Implementing Truncated Backpropagation Through Time

gbarlas · September 13, 2018, 10:16am

(continue …)
But it should back-propagate like this:
correct

It’s easy to implement the second one by changing few lines in train function.

  def train(self, input_sequence, init_state):
        states = [(None, init_state)]

        outputs = []
        targets = []

        for i, (inp, target) in enumerate(input_sequence):

            state = states[-1][1].detach()
            state.requires_grad=True
            output, new_state = self.one_step_module(inp, state)

            outputs.append(output)
            targets.append(target)
            while len(outputs) > self.k1:
                # Delete stuff that is too old
                del outputs[0]
                del targets[0]

            states.append((state, new_state))
            while len(states) > self.k2:
                # Delete stuff that is too old
                del states[0]
            if (i+1)%self.k1 == 0:
                # loss = self.loss_module(output, target)
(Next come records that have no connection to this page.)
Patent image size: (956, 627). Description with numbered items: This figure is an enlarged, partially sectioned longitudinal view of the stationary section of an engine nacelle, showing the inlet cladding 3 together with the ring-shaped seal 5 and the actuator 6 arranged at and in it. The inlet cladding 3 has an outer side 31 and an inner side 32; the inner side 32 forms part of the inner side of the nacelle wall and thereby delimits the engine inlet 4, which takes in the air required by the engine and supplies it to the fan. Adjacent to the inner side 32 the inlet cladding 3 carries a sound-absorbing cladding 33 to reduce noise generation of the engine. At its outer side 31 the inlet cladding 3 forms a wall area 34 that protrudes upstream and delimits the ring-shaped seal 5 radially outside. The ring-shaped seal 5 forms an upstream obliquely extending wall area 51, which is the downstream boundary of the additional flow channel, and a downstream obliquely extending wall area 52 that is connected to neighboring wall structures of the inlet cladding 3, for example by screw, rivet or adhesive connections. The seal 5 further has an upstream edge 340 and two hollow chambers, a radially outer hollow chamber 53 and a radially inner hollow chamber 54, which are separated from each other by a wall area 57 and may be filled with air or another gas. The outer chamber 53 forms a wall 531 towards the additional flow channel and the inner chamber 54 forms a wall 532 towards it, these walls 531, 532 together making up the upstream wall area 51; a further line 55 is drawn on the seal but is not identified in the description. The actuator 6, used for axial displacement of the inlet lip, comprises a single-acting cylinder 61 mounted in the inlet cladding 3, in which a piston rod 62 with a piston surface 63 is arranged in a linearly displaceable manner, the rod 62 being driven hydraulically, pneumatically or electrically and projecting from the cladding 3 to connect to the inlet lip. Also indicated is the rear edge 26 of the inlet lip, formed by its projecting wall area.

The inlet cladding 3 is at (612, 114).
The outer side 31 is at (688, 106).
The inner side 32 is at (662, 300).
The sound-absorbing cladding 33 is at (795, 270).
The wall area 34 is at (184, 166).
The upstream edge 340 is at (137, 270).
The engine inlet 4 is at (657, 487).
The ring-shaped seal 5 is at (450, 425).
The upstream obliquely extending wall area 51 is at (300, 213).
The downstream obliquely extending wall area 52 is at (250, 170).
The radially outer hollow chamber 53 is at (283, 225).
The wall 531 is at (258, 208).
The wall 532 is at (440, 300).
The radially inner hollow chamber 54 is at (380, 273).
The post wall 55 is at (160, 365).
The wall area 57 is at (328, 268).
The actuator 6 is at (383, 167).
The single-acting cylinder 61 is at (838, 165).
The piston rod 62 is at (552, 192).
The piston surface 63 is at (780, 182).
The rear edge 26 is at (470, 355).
                optimizer.zero_grad()
                # backprop last module (keep graph only if they ever overlap)
                start = time.time()
                # loss.backward(retain_graph=self.retain_graph)
                for j in range(self.k2-1):

                    if j < self.k1:
                        loss = self.loss_module(outputs[-j-1], targets[-j-1])
                        loss.backward(retain_graph=True)

                    # if we get all the way back to the "init_state", stop
                    if states[-j-2][0] is None:
                        break
                    curr_grad = states[-j-1][0].grad
                    states[-j-2][1].backward(curr_grad, retain_graph=self.retain_graph)
                print("bw: {}".format(time.time()-start))
                optimizer.step()

I think it may also be possible to implement it without outputs and targets lists.

I splitted my post, because as a new user i can post only one image per post.